Gaudi2 is made for Intel by Habana Labs, an Israeli firm that it acquired on the finish of 2019 for $2 billion. Habana truly makes two forms of specialised accelerators: some for coaching neural networks, like Gaudi2; and others for operating (i.e., “inferencing”) them, resembling Goya and Greco.
Performance
Habana and Intel launched Gaudi2 in May however waited till final week to add its benchmark scores into the general public MLPerf database. In their graphs, they evaluate the scores of their Gaudi2 system in opposition to the general public scores of A100-equipped methods from Nvidia and Dell.
ResNet-50 assessments {hardware}’s capacity to coach an AI to categorise photos. Habana’s Gaudi2 system took simply 18 minutes to coach the AI effectively sufficient for it to go the take a look at, simply surpassing Nvidia’s A100 system, which wanted nearly half an hour.
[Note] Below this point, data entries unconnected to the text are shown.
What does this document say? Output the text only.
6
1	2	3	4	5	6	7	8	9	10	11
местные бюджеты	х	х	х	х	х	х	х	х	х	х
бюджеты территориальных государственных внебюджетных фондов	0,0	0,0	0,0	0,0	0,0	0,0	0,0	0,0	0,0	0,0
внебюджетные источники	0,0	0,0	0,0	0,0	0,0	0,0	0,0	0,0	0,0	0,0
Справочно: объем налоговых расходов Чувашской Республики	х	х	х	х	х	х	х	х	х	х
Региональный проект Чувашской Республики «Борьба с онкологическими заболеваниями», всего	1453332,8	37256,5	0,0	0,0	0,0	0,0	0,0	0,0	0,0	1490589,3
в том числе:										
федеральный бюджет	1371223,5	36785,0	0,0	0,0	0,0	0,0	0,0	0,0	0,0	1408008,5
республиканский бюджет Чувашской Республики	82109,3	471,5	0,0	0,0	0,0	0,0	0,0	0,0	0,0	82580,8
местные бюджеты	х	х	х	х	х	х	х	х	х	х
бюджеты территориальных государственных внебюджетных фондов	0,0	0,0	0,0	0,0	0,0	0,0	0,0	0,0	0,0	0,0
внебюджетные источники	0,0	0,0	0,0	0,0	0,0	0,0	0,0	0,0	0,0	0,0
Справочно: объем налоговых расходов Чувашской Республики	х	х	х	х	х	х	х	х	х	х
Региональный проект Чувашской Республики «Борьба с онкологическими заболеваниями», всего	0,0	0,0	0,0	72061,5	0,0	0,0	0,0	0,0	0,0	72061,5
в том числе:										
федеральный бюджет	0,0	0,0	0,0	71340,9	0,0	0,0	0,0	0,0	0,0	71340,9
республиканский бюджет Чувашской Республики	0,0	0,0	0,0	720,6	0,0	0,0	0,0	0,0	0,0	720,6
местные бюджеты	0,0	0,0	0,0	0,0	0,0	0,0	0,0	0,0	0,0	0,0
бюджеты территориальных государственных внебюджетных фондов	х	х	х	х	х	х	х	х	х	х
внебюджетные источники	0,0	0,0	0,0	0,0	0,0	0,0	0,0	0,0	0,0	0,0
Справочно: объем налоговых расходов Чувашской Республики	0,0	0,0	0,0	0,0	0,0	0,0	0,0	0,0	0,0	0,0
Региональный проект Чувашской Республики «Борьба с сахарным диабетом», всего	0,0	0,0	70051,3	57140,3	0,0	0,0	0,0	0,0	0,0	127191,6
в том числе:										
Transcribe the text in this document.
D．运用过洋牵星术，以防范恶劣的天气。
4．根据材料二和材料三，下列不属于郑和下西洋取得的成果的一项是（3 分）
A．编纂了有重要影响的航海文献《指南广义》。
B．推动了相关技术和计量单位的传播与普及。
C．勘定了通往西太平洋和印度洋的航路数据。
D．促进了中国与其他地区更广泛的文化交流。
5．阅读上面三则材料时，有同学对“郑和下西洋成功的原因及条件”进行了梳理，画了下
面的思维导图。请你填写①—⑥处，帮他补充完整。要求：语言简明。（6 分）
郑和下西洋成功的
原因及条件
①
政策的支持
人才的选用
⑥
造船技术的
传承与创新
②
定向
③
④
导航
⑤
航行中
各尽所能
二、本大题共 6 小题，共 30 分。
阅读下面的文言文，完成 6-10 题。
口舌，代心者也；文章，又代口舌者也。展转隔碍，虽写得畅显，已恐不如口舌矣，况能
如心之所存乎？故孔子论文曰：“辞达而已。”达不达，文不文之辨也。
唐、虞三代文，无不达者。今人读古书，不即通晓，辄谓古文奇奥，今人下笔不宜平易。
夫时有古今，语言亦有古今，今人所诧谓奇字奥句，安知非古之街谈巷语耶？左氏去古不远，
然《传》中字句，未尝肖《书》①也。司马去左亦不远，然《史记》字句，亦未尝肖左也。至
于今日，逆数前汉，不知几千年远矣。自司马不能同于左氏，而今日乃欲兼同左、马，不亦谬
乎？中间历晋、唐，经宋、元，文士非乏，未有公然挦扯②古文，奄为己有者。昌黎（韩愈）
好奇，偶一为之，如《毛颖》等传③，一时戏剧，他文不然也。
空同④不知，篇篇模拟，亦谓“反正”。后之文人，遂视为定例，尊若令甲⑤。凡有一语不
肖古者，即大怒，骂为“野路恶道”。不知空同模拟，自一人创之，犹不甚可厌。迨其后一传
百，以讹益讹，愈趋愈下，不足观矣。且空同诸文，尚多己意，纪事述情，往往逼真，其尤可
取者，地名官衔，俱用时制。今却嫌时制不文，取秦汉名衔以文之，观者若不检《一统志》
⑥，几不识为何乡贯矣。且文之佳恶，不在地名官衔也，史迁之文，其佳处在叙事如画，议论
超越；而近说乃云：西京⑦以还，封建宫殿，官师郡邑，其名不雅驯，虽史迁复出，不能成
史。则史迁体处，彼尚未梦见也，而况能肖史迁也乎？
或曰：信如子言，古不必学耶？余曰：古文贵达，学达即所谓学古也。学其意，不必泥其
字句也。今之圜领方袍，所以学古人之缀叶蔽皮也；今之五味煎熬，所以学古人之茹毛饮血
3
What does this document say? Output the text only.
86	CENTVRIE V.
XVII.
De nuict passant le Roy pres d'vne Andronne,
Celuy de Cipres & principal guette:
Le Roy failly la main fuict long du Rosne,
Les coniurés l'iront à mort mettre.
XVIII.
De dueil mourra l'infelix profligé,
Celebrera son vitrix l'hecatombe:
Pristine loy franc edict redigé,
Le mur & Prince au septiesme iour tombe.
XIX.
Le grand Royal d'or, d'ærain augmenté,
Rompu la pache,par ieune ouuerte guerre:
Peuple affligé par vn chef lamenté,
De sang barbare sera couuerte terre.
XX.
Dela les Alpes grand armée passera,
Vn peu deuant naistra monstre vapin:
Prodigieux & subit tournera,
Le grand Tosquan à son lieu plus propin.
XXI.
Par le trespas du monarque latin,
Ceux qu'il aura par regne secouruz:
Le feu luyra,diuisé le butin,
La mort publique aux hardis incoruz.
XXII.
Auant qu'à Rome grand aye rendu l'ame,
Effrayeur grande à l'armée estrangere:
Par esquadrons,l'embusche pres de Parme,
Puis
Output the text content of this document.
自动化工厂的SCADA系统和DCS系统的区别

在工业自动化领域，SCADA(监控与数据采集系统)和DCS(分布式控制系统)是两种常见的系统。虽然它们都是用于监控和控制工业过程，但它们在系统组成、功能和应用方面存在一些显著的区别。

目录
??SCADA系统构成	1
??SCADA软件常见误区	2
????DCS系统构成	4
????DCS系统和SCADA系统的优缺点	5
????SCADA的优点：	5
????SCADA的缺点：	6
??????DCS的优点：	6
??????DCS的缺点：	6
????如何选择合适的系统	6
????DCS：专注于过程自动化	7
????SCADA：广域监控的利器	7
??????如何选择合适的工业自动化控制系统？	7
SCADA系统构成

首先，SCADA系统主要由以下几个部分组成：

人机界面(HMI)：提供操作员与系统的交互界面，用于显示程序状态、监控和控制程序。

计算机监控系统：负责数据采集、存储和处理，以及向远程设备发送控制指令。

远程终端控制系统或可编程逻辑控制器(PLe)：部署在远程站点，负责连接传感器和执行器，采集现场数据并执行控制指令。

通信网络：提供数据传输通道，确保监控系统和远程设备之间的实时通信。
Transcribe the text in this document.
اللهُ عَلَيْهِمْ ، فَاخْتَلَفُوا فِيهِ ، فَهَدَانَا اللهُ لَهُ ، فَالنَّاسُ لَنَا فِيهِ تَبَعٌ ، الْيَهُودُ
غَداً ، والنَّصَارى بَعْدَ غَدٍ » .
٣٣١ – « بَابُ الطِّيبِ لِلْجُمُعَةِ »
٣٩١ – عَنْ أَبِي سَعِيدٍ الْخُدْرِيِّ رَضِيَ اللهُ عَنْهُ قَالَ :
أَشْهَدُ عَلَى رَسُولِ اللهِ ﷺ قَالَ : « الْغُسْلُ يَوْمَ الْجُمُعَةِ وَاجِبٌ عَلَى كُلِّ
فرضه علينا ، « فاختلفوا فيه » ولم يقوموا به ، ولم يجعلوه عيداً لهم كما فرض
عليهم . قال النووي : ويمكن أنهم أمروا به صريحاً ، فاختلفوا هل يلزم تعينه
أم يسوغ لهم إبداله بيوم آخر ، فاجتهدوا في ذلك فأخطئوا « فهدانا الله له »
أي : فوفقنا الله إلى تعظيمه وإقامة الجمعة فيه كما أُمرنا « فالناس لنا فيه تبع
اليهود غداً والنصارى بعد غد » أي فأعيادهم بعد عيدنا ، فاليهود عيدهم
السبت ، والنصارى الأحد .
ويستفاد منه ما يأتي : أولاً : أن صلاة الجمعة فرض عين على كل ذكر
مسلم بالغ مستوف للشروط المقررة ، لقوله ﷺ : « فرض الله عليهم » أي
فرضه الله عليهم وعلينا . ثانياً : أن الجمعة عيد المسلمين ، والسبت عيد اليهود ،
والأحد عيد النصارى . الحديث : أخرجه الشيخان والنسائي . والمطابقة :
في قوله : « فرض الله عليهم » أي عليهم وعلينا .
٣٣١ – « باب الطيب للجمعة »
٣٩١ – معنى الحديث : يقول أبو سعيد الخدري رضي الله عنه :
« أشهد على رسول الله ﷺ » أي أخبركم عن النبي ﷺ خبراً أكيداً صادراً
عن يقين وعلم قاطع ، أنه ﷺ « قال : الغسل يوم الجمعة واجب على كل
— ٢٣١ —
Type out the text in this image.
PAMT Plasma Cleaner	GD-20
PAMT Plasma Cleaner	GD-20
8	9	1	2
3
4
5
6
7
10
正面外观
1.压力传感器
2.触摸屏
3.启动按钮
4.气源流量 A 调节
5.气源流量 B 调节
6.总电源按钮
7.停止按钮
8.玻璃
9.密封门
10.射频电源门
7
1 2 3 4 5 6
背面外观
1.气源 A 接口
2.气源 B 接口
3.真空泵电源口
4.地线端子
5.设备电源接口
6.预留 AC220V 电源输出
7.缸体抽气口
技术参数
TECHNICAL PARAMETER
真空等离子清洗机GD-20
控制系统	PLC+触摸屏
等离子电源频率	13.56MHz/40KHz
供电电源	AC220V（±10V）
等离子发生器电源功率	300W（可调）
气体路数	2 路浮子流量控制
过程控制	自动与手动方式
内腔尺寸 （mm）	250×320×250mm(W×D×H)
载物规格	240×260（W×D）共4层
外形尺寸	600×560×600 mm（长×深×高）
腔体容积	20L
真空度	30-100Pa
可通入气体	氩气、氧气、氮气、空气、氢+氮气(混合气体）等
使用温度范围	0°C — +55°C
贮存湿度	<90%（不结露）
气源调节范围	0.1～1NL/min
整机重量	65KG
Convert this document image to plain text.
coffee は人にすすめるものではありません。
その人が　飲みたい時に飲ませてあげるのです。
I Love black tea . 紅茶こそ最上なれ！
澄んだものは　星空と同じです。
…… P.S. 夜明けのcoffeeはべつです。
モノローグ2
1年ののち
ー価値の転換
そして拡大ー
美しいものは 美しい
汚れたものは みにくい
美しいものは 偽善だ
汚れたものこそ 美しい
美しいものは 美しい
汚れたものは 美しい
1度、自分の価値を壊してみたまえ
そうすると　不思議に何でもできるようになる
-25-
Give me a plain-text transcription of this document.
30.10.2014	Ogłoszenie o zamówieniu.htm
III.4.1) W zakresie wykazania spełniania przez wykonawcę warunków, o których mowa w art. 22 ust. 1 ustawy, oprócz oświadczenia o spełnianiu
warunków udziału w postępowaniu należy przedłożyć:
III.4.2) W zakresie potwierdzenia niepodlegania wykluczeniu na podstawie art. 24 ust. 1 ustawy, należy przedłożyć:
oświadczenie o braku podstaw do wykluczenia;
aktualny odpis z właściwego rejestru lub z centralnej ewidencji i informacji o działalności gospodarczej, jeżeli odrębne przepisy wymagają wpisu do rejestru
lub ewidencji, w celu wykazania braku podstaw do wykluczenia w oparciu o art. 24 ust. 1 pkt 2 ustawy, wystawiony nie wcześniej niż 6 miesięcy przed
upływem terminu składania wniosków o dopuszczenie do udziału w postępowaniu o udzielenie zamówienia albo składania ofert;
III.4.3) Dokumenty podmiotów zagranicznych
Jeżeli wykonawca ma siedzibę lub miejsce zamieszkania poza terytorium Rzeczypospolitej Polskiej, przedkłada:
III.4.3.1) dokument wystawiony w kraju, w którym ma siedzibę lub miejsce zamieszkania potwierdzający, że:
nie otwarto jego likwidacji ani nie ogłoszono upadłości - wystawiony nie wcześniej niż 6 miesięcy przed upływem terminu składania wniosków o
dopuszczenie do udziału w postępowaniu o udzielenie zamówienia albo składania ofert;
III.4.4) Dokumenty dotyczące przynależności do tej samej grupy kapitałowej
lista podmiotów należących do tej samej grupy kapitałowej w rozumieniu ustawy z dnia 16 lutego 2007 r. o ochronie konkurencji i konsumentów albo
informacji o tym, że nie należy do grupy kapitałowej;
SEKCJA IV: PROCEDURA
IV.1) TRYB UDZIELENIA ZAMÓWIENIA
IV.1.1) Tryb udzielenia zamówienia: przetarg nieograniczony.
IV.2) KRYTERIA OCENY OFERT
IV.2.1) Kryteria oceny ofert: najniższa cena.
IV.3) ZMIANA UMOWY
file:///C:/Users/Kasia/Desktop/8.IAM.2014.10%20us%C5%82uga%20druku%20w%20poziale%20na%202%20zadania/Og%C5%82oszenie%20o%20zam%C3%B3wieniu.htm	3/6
Habana’s Gaudi2 system took simply 17 minutes to coach the BERT mannequin, beating Nvidia’s A100 system’s time by a couple of minute. BERT is a pure language processing mannequin, and on this take a look at, it trains itself with Wikipedia articles.
For each benchmarks, all of the methods used eight accelerators/GPUs. Habana’s system paired theirs with a pair of 40-core Intel Xeon 8380 CPUs and Nvidia’s used two 64-core AMD Epyc 7742 CPUs.
Specifications
Gaudi2 options 24 TPCs (tensor processor cores) and two MMEs (matrix multiplication engines) that run partially in parallel. It helps a broad array of knowledge varieties, together with FP32, TF32, BF16, FP16, and FP8. It additionally has a devoted media engine for processing audio and visible media as inputs.
For reminiscence, Gaudi2 has six 16 GB stacks of HBM2e that sum to 96 GB and a couple of.45 TB/s of complete reminiscence bandwidth. Inside, it has a 48 MB cache. For connectivity, it makes use of an x16 PCIe 4.0 connection and has 24x 100 Mbps RoCE2 (RDMA over Converged Ethernet 2) ports.
Competition
Habana has clearly created an actual A100-competitor for Intel. Its timing could possibly be higher, on condition that Nvidia introduced the H100 three months in the past, however the two are such totally different merchandise that despite the fact that they could compete in benchmarks, they won’t actually be competing for motherboard slots.
Whereas the A100 and H100 are versatile behemoths, Gaudi2 is a streamlined accelerator attempting to do one thing totally different, and it will be fascinating to see whether or not it is profitable or not.